Havia outro problema que parecia insolúvel: Era proibida a entrada de qualquer missionário na Índia. Sob tais circunstâncias era inútil pedir licença para entrar. Nestas condições, conseguiram embarcar sem esse documento. Infelizmente o navio demorou algumas semanas e, pouco antes de partir, os missionários receberam ordem de desembarcar.
A sociedade missionária, apesar de tantos contratempos, continuou a confiar em Deus; conseguiram granjear dinheiro e compraram passagem para a Índia em um navio dinamarquês. Uma vez mais Carey rogou à sua querida esposa que o acompanhasse. Ela ainda persistia na recusa e nosso herói, ao despedir-se dela, disse: "Se eu possuísse o mundo inteiro, daria alegremente tudo pelo privilégio de levar-te e os nossos queridos filhos comigo; mas o sentido do meu dever sobrepuja todas as outras considerações. Não posso voltar para trás sem incorrer em culpa a minha alma."

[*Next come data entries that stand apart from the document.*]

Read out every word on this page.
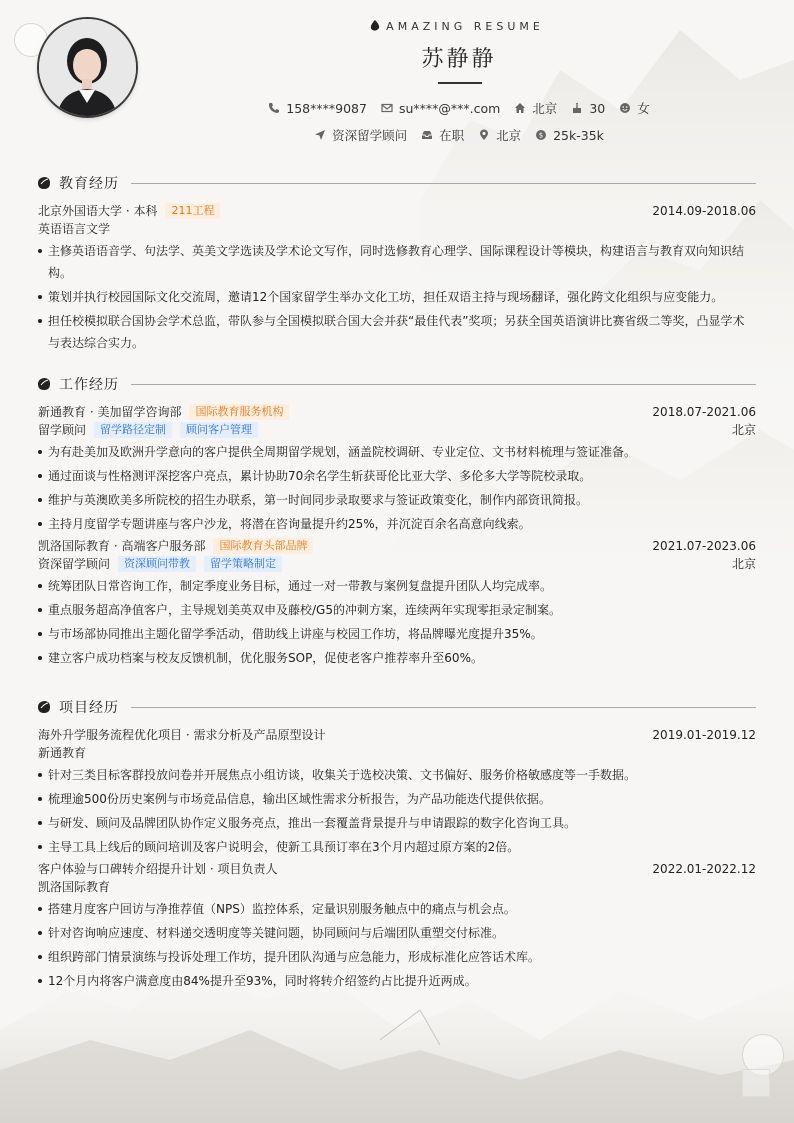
AMAZING RESUME
苏静静
158****9087	su****@***.com	北京	30	女
资深留学顾问	在职	北京	$ 25k-35k
教育经历
北京外国语大学 · 本科	211工程	2014.09-2018.06
英语语言文学
主修英语语音学、句法学、英美文学选读及学术论文写作，同时选修教育心理学、国际课程设计等模块，构建语言与教育双向知识结构。
策划并执行校园国际文化交流周，邀请12个国家留学生举办文化工坊，担任双语主持与现场翻译，强化跨文化组织与应变能力。
担任校模拟联合国协会学术总监，带队参与全国模拟联合国大会并获“最佳代表”奖项；另获全国英语演讲比赛省级二等奖，凸显学术与表达综合实力。
工作经历
新通教育 · 美加留学咨询部	国际教育服务机构	2018.07-2021.06
留学顾问	留学路径定制	顾问客户管理	北京
为有赴美加及欧洲升学意向的客户提供全周期留学规划，涵盖院校调研、专业定位、文书材料梳理与签证准备。
通过面谈与性格测评深挖客户亮点，累计协助70余名学生斩获哥伦比亚大学、多伦多大学等院校录取。
维护与英澳欧美多所院校的招生办联系，第一时间同步录取要求与签证政策变化，制作内部资讯简报。
主持月度留学专题讲座与客户沙龙，将潜在咨询量提升约25%，并沉淀百余名高意向线索。
凯洛国际教育 · 高端客户服务部	国际教育头部品牌	2021.07-2023.06
资深留学顾问	资深顾问带教	留学策略制定	北京
统筹团队日常咨询工作，制定季度业务目标，通过一对一带教与案例复盘提升团队人均完成率。
重点服务超高净值客户，主导规划美英双申及藤校/G5的冲刺方案，连续两年实现零拒录定制案。
与市场部协同推出主题化留学季活动，借助线上讲座与校园工作坊，将品牌曝光度提升35%。
建立客户成功档案与校友反馈机制，优化服务SOP，促使老客户推荐率升至60%。
项目经历
海外升学服务流程优化项目 · 需求分析及产品原型设计	2019.01-2019.12
新通教育
针对三类目标客群投放问卷并开展焦点小组访谈，收集关于选校决策、文书偏好、服务价格敏感度等一手数据。
梳理逾500份历史案例与市场竞品信息，输出区域性需求分析报告，为产品功能迭代提供依据。
与研发、顾问及品牌团队协作定义服务亮点，推出一套覆盖背景提升与申请跟踪的数字化咨询工具。
主导工具上线后的顾问培训及客户说明会，使新工具预订率在3个月内超过原方案的2倍。
客户体验与口碑转介绍提升计划 · 项目负责人	2022.01-2022.12
凯洛国际教育
搭建月度客户回访与净推荐值（NPS）监控体系，定量识别服务触点中的痛点与机会点。
针对咨询响应速度、材料递交透明度等关键问题，协同顾问与后端团队重塑交付标准。
组织跨部门情景演练与投诉处理工作坊，提升团队沟通与应急能力，形成标准化应答话术库。
12个月内将客户满意度由84%提升至93%，同时将转介绍签约占比提升近两成。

Porém, antes de o navio partir, um dos missionários foi à casa de Carey. Grande foi a surpresa e o regozijo de todos ao saberem que esse missionário conseguiu induzir a esposa de Carey a acompanhar o seu marido. Deus comoveu o coração do comandante do navio a levá-la em companhia dos filhos, sem pagar passagem.
Certamente a viagem a vela não era tão cômoda como nos vapores modernos. Apesar dos temporais, Carey aproveitou-se do ensejo para estudar o bengali e ajudar um dos missionários na obra de verter o livro de Gênesis para a língua bengaleza.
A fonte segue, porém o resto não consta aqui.